Reading and writing have much to do with our emotional life. They remove it from the immediacy of drive, hope, pain, and disappointment and give it its own space: human striving, desire, pleasure. They are associated with an infinity of qualifiers, names, and phrases. With language, feelings are given a means for externalizing, and they are stabilized. Expectations diversify from there. Structural characteristics of the context that makes language necessary simultaneously mark the very object of the self- constitutive experience of loving and being loved. There are many literary and visual testimonies to how the erotic was constituted as a realm of its own: From Gilgamesh, the Song of Solomon, Kama Sutra, Ovid's Art of Love, through Canterbury Tales and the Decameron, to the erotic literature of 18th and 19th century Europe, down to the many current romance novels and handbooks on lovemaking. No matter which of them is examined, one inference becomes clear: the pragmatic context of the continuous human self-constitution effects changes in the way people are attracted to each other. Love and integration of sexual experiences, in the manifold of acts through which hominids move from the self-perpetuation drive to new levels of expectation and new intensities of their relations, is also pragmatically conditioned.

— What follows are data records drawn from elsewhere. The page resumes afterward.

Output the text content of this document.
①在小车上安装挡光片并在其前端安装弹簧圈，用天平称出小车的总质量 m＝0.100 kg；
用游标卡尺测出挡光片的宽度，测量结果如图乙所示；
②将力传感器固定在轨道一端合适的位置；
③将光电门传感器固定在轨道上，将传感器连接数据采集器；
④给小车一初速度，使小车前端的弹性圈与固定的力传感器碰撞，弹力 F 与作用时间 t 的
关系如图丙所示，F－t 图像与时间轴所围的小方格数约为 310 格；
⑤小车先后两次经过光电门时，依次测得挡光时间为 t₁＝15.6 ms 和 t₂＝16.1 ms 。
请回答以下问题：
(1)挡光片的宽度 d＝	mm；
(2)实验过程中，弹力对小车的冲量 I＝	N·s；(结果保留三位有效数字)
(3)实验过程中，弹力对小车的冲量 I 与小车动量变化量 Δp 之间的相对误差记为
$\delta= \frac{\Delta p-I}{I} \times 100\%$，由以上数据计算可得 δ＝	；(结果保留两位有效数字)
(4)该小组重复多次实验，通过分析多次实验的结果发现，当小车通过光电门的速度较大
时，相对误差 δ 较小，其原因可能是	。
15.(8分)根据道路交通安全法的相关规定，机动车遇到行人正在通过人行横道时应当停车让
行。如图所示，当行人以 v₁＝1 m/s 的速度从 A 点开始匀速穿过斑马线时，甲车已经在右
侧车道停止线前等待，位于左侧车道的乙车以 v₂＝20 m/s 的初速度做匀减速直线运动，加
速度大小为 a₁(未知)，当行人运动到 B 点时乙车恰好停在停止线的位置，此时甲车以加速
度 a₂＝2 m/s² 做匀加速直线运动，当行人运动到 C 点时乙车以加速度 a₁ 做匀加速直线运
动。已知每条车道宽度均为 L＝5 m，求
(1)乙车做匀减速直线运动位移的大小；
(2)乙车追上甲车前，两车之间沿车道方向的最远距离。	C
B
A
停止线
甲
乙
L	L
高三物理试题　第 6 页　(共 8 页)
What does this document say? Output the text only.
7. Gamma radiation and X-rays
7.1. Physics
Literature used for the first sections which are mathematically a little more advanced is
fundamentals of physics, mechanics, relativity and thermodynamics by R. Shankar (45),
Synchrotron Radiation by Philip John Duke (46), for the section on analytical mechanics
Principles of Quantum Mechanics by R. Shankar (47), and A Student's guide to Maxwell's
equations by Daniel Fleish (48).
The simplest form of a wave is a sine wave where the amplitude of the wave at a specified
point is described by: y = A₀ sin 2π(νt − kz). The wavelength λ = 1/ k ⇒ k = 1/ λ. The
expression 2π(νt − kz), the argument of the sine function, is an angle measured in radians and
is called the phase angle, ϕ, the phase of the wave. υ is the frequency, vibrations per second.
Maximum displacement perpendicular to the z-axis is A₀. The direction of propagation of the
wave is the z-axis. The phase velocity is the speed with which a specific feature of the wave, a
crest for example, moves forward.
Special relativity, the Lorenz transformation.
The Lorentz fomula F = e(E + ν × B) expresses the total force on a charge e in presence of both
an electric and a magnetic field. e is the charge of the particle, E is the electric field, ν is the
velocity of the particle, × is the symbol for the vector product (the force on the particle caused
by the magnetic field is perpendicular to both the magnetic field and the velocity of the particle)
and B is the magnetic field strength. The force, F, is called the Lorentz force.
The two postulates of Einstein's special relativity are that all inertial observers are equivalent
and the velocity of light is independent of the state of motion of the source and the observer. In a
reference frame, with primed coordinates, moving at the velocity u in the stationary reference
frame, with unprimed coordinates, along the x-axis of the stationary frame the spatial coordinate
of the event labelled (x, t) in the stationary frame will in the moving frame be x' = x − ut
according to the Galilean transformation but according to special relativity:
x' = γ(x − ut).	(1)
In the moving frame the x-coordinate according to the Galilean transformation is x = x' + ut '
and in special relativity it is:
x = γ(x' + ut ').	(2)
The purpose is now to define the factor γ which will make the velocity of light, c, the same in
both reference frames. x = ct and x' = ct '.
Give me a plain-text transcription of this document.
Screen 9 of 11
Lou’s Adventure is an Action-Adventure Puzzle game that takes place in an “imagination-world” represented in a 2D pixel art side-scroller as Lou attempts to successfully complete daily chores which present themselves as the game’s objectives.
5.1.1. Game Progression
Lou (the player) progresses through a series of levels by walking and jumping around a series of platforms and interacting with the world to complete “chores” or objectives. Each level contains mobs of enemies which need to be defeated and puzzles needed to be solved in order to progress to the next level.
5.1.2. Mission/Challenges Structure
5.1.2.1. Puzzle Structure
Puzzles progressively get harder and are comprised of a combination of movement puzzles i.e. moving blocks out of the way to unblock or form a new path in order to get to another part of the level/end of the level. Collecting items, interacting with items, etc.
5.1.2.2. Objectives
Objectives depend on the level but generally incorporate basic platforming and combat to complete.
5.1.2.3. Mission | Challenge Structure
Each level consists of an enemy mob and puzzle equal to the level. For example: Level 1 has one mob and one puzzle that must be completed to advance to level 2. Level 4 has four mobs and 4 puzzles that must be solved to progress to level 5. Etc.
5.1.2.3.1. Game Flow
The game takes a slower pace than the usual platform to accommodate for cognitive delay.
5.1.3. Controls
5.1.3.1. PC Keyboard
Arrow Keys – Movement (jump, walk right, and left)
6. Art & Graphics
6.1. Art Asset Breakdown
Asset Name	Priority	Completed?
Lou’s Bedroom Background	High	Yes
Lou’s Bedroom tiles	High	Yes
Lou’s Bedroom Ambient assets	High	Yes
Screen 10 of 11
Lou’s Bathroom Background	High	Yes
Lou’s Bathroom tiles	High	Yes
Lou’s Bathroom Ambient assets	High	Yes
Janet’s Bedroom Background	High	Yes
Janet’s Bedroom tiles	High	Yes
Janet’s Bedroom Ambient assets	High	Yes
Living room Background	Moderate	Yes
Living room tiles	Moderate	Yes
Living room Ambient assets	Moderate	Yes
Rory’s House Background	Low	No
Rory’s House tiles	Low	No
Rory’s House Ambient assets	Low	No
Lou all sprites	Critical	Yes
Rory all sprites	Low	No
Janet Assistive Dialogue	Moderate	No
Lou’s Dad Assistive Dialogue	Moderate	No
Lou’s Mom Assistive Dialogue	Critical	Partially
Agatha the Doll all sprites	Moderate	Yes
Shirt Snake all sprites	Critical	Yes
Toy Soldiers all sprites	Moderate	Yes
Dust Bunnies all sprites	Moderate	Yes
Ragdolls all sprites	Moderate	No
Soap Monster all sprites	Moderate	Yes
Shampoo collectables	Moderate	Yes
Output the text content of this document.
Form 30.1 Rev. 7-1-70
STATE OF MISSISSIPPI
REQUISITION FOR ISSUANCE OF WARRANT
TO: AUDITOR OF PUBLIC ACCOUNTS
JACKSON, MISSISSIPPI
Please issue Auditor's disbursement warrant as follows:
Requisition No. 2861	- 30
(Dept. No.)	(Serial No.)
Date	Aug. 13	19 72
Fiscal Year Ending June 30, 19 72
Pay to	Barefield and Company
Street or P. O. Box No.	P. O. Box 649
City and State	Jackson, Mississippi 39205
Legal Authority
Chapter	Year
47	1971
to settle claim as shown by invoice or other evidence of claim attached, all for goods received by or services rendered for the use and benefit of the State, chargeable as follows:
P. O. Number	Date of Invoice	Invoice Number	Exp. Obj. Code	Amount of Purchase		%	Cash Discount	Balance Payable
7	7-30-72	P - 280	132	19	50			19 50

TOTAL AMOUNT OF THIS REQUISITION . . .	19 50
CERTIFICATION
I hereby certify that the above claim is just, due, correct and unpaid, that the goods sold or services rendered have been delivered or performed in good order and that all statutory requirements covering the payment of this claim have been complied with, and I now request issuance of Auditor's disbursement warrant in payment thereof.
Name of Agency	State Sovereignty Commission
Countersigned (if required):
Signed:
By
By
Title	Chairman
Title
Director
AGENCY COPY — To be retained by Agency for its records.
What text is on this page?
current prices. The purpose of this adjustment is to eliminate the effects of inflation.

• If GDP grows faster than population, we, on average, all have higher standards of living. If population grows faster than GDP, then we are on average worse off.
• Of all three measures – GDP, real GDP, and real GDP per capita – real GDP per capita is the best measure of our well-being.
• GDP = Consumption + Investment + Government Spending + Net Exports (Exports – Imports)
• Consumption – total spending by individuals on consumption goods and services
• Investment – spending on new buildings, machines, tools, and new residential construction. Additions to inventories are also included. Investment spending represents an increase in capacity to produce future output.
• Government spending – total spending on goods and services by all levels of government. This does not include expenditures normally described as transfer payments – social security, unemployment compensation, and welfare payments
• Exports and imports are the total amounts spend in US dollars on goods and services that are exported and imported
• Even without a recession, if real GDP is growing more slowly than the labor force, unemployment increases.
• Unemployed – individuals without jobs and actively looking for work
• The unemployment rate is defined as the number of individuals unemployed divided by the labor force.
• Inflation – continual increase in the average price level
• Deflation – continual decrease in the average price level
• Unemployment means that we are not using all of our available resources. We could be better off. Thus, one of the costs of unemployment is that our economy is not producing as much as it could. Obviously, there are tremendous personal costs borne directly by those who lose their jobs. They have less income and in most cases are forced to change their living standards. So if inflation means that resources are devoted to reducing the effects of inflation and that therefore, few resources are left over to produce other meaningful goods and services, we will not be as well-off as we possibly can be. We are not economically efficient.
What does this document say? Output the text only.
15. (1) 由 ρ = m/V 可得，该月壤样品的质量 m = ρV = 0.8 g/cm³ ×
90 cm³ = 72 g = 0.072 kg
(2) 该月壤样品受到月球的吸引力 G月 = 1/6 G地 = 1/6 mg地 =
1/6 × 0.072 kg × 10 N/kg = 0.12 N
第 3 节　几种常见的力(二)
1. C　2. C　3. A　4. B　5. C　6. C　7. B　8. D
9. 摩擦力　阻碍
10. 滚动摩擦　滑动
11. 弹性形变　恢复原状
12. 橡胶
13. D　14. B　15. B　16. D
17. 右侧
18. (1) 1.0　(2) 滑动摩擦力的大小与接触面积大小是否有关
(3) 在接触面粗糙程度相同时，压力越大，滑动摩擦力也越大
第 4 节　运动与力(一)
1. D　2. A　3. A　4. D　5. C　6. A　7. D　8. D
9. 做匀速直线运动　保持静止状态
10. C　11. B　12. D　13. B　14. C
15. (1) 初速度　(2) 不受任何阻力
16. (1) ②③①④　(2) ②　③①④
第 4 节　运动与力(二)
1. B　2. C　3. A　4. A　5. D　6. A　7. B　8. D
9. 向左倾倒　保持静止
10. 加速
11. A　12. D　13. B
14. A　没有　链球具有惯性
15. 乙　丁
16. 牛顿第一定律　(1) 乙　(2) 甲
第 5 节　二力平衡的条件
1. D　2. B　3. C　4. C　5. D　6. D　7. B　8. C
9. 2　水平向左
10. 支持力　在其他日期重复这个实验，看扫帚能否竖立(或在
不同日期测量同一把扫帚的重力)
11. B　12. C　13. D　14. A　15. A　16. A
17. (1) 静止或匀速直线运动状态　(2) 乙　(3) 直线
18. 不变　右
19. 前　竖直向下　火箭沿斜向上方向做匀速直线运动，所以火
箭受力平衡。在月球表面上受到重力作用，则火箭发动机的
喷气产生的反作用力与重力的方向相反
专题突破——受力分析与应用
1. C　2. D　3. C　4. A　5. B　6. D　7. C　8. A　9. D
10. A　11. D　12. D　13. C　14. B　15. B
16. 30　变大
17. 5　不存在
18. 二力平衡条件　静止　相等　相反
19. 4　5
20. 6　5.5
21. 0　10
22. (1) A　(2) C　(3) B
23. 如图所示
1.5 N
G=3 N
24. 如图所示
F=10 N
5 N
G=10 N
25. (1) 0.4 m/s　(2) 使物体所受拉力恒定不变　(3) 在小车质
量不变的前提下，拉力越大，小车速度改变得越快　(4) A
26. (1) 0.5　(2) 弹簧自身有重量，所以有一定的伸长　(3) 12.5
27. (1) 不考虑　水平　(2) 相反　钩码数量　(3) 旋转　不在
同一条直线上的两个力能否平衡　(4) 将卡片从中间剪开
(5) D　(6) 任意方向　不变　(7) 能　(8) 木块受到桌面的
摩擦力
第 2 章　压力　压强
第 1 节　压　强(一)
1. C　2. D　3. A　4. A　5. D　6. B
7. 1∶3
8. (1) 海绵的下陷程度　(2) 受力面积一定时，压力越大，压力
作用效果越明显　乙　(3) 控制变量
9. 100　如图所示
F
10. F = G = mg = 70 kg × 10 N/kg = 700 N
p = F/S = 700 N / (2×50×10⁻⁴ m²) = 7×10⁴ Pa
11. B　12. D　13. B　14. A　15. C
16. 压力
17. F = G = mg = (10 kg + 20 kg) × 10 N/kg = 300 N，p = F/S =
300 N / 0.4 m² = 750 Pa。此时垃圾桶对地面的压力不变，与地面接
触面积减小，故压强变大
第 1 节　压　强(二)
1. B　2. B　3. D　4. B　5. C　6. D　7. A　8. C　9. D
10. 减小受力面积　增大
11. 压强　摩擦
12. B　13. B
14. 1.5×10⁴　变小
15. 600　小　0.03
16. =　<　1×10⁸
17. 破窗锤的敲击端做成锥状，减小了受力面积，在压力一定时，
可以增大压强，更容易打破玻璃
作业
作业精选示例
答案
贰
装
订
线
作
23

Writing, as a practical experience of human self-constitution, is conducive to relations between male and female that are different from random or selective mating. It is bound to continue along a time sequence severed from the natural cycle of mating, reshaped into the marriage contract and the family alliance. Literacy, as a particular practical experience of language, regulates the sexual, as it regulates, in a variety of forms, all other aspects of human interaction. In the literate erotic experience, expectations pertinent to the pragmatics of a society in search of alternative means of survival evolve into norms. The inherited experience of female-male relations, affected through the experience of rituals, myths, and religion, is condensed in literacy. Encoding hierarchy, some languages place women in a secondary position. There is almost no language in which this does not happen. "Many men and women" is in Arabic ("rijaalan kafiiran wa-nisaa'aa") literally "men many women." In Japan, women speak a Japanese reserved to their sex alone. In the English wedding ceremony, the woman had to repeat that she would "love, honor, and obey" the husband. To this day, Orthodox Jewish men give thanks to God that He did "not make me a woman."
With the demise of literacy, the sexual experience gets divorced from procreation. Statistics of survival in the past world of limited available resources, of natural catastrophes, of disease, etc., cease to play any role in the illiterate sex encounters. Sexuality becomes a diversified human experience, subject to divisions, mediations, and definitely to the influence of the general dynamics of the world today. As markets become part of the global economy, so does sexuality, in the sense that it allows for experiences which, in limited communities and within prescribed forms of ceremony (religious, especially), were simply not possible. From the earliest testimony regarding sexual awareness up to the present, everything one can imagine in respect to sex has been tried. So often placed under the veil of secrecy and mystery, sex is no less frequently and vividly, to say the least, depicted. Yet a rhetorical question deserves to be raised: Does anyone know everything about sex?